China and Russia have generally tried to stay out of each other’s way, by avoiding initiatives that compromise or endanger their partner’s objectives. Putin may be brushing up against that norm, especially if he did not warn the Chinese leadership about what was coming. And that Moscow so seriously botched the initial military operation in Ukraine, while also underestimating the global response to the invasion, probably doesn’t inspire confidence in Beijing. The man in the Kremlin just doesn’t look as cunning as he did a month ago.

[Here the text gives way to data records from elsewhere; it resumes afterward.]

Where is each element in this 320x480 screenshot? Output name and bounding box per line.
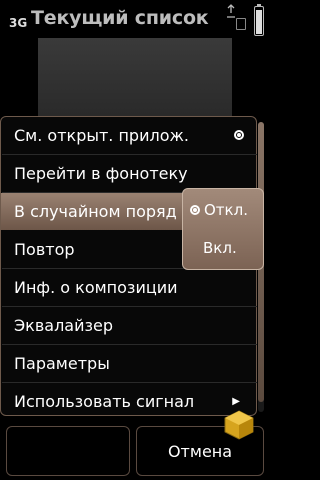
watermark-cube-icon xyxy=(224,410,254,440)
radio-selected-icon xyxy=(190,205,200,215)
menu-item-settings[interactable]: Параметры xyxy=(1,345,258,382)
shuffle-submenu: Откл. Вкл. xyxy=(182,188,264,270)
submenu-option-label: Вкл. xyxy=(203,239,237,257)
menu-item-label: См. открыт. прилож. xyxy=(14,126,189,145)
menu-item-label: В случайном поряд xyxy=(14,202,177,221)
submenu-option-on[interactable]: Вкл. xyxy=(183,229,263,267)
menu-item-equalizer[interactable]: Эквалайзер xyxy=(1,307,258,344)
connection-icon xyxy=(236,18,246,30)
menu-item-label: Использовать сигнал xyxy=(14,392,195,411)
left-softkey[interactable] xyxy=(6,426,130,476)
signal-icon xyxy=(227,4,235,18)
page-title: Текущий список xyxy=(31,7,209,29)
menu-item-label: Повтор xyxy=(14,240,75,259)
menu-item-label: Перейти в фонотеку xyxy=(14,164,188,183)
menu-item-open-apps[interactable]: См. открыт. прилож. xyxy=(1,117,258,154)
status-bar: 3G Текущий список xyxy=(0,0,270,38)
menu-item-track-info[interactable]: Инф. о композиции xyxy=(1,269,258,306)
submenu-option-off[interactable]: Откл. xyxy=(183,191,263,229)
screen: 3G Текущий список См. открыт. прилож. Пе… xyxy=(0,0,270,480)
menu-item-label: Параметры xyxy=(14,354,110,373)
submenu-option-label: Откл. xyxy=(204,201,248,219)
menu-item-use-as-ringtone[interactable]: Использовать сигнал ▶ xyxy=(1,383,258,420)
menu-item-label: Эквалайзер xyxy=(14,316,114,335)
menu-item-go-to-library[interactable]: Перейти в фонотеку xyxy=(1,155,258,192)
radio-selected-icon xyxy=(234,130,244,140)
menu-item-label: Инф. о композиции xyxy=(14,278,178,297)
battery-icon xyxy=(254,4,264,36)
network-type: 3G xyxy=(9,16,28,30)
album-artwork xyxy=(38,38,232,116)
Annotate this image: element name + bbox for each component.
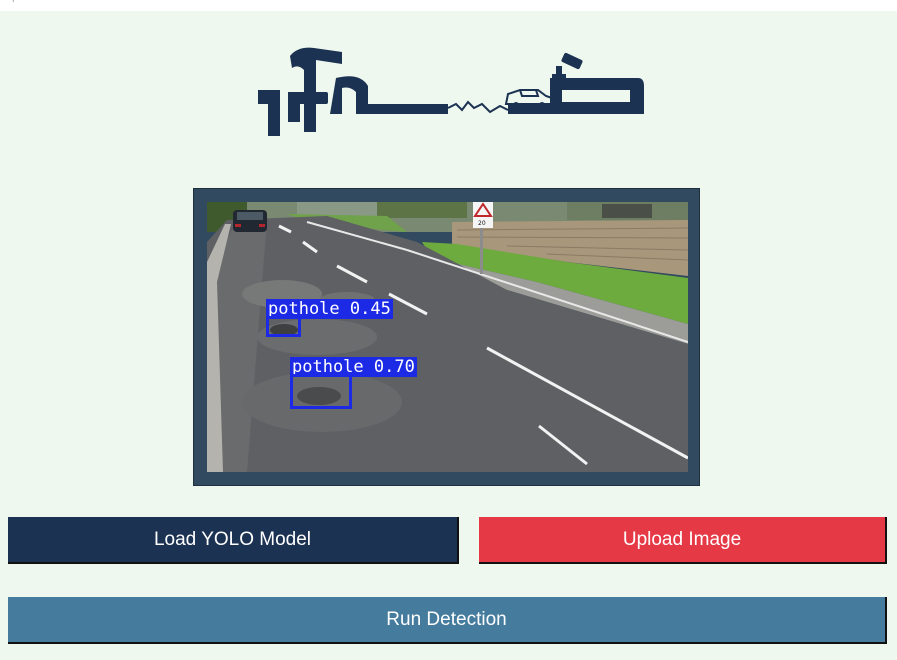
app-logo [258,47,644,136]
sign-text: 20 [478,220,486,227]
image-preview-frame: 20 pothole 0.45 pothole 0.70 [193,188,700,486]
window-corner-mark: ' [12,0,15,9]
load-model-button[interactable]: Load YOLO Model [8,517,459,564]
upload-image-button[interactable]: Upload Image [479,517,887,564]
road-photo: 20 pothole 0.45 pothole 0.70 [207,202,688,472]
run-detection-button[interactable]: Run Detection [8,597,887,644]
window-top-strip: ' [0,0,897,11]
detection-box [266,316,301,337]
detection-box [290,374,352,409]
road-scene: 20 [207,202,688,472]
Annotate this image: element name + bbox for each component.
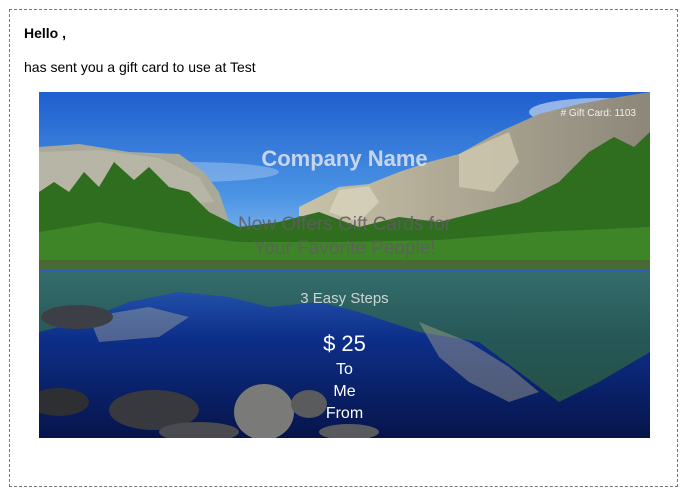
gift-card: # Gift Card: 1103 Company Name Now Offer… xyxy=(39,92,650,438)
recipient-name: Me xyxy=(333,383,356,400)
gift-message-text: has sent you a gift card to use at Test xyxy=(24,59,256,75)
gift-amount: $ 25 xyxy=(323,331,366,356)
steps-text: 3 Easy Steps xyxy=(300,290,389,307)
tagline-line-1: Now Offers Gift Cards for xyxy=(238,214,451,235)
sender-label: From xyxy=(325,405,364,422)
company-name: Company Name xyxy=(261,146,428,171)
tagline-line-2: Your Favorite People! xyxy=(253,238,436,259)
recipient-label: To xyxy=(336,361,353,378)
tagline: Now Offers Gift Cards for Your Favorite … xyxy=(39,213,650,261)
gift-card-number: # Gift Card: 1103 xyxy=(560,108,636,119)
greeting-text: Hello , xyxy=(24,25,67,41)
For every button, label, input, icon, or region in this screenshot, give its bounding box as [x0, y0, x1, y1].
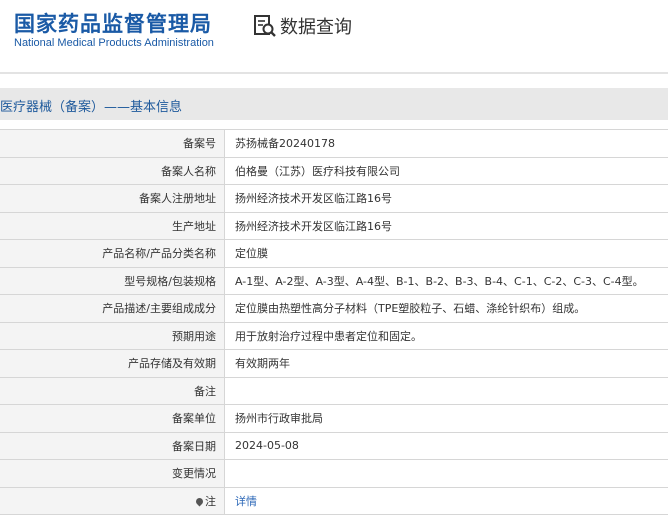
table-row: 产品描述/主要组成成分 定位膜由热塑性高分子材料（TPE塑胶粒子、石蜡、涤纶针织布… — [0, 294, 668, 323]
field-label: 备案日期 — [0, 431, 225, 460]
field-label: 备案人名称 — [0, 156, 225, 185]
field-label: 产品名称/产品分类名称 — [0, 239, 225, 268]
note-label: 注 — [205, 494, 216, 508]
data-query-label: 数据查询 — [280, 17, 352, 38]
field-label: 产品存储及有效期 — [0, 349, 225, 378]
data-query-link[interactable]: 数据查询 — [252, 13, 352, 39]
table-row-note: 注详情 — [0, 486, 668, 515]
field-value: A-1型、A-2型、A-3型、A-4型、B-1、B-2、B-3、B-4、C-1、… — [224, 266, 668, 295]
table-row: 备案日期 2024-05-08 — [0, 431, 668, 460]
field-value: 有效期两年 — [224, 349, 668, 378]
field-value: 2024-05-08 — [224, 431, 668, 460]
field-label: 型号规格/包装规格 — [0, 266, 225, 295]
table-row: 备案单位 扬州市行政审批局 — [0, 404, 668, 433]
field-value: 扬州经济技术开发区临江路16号 — [224, 211, 668, 240]
table-row: 备案人名称 伯格曼（江苏）医疗科技有限公司 — [0, 156, 668, 185]
table-row: 预期用途 用于放射治疗过程中患者定位和固定。 — [0, 321, 668, 350]
field-value — [224, 459, 668, 488]
table-row: 备注 — [0, 376, 668, 405]
detail-table: 备案号 苏扬械备20240178 备案人名称 伯格曼（江苏）医疗科技有限公司 备案人注册… — [0, 129, 668, 515]
table-row: 生产地址 扬州经济技术开发区临江路16号 — [0, 211, 668, 240]
site-logo-title[interactable]: 国家药品监督管理局 — [14, 8, 212, 38]
field-value: 定位膜由热塑性高分子材料（TPE塑胶粒子、石蜡、涤纶针织布）组成。 — [224, 294, 668, 323]
field-value: 定位膜 — [224, 239, 668, 268]
table-row: 备案人注册地址 扬州经济技术开发区临江路16号 — [0, 184, 668, 213]
field-value: 苏扬械备20240178 — [224, 129, 668, 158]
field-label: 备案单位 — [0, 404, 225, 433]
field-label: 变更情况 — [0, 459, 225, 488]
field-value: 扬州市行政审批局 — [224, 404, 668, 433]
note-label-cell: 注 — [0, 486, 225, 515]
table-row: 变更情况 — [0, 459, 668, 488]
pin-icon — [194, 496, 205, 507]
field-label: 预期用途 — [0, 321, 225, 350]
field-label: 备案人注册地址 — [0, 184, 225, 213]
site-header: 国家药品监督管理局 National Medical Products Admi… — [0, 0, 668, 72]
field-label: 生产地址 — [0, 211, 225, 240]
section-title-bar: 医疗器械（备案）——基本信息 — [0, 88, 668, 120]
table-row: 型号规格/包装规格 A-1型、A-2型、A-3型、A-4型、B-1、B-2、B-3… — [0, 266, 668, 295]
details-link[interactable]: 详情 — [224, 486, 668, 515]
field-value: 伯格曼（江苏）医疗科技有限公司 — [224, 156, 668, 185]
field-label: 备注 — [0, 376, 225, 405]
field-value: 用于放射治疗过程中患者定位和固定。 — [224, 321, 668, 350]
site-logo-subtitle: National Medical Products Administration — [14, 37, 214, 49]
header-divider — [0, 72, 668, 74]
table-row: 产品存储及有效期 有效期两年 — [0, 349, 668, 378]
field-label: 备案号 — [0, 129, 225, 158]
table-row: 产品名称/产品分类名称 定位膜 — [0, 239, 668, 268]
field-value: 扬州经济技术开发区临江路16号 — [224, 184, 668, 213]
section-title: 医疗器械（备案）——基本信息 — [0, 100, 183, 115]
field-label: 产品描述/主要组成成分 — [0, 294, 225, 323]
field-value — [224, 376, 668, 405]
table-row: 备案号 苏扬械备20240178 — [0, 129, 668, 158]
document-search-icon — [252, 13, 278, 39]
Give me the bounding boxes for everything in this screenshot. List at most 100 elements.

Yet it’s important not to exaggerate: Nothing that has happened is likely to provoke a shift in China’s alignment with Russia. Indeed, one reason Beijing can’t be a reliable mediator is that has mostly parroted Russian talking points blaming Washington and the North Atlantic Treaty Organization for inciting the war, and even accused the US — baselessly — of putting bioweapons in Ukraine. Over the next few years, the war’s fallout may push Beijing and Moscow closer together.

A Russian pariah-state will be even more dependent — economically, technologically, militarily — on China. And unless Beijing makes fundamental changes to a foreign policy that has alienated most of the world’s democracies and earned it the designation as America’s global enemy No. 1, it won’t have anywhere to go if it turns away from Moscow.

A more plausible outcome of the crisis is that it will accelerate China’s rupture with the West. Xi will double down on cultivating his internal market, promoting domestic innovation and pursuing selective financial and technological decoupling to ensure that Washington and its friends can’t do to China what they have done to Russia. Just as Putin is being forced to revive Stalin’s autarky, Xi may have to resurrect Mao Zedong’s push for Chinese self-sufficiency.

So don’t expect a new geopolitical geometry soon: The alignment between Washington’s enemies could grow even stronger. But the Ukraine crisis may also provide a preview of how that uneasy entente eventually ends, by demonstrating to China that proximity to a violent predator has a price.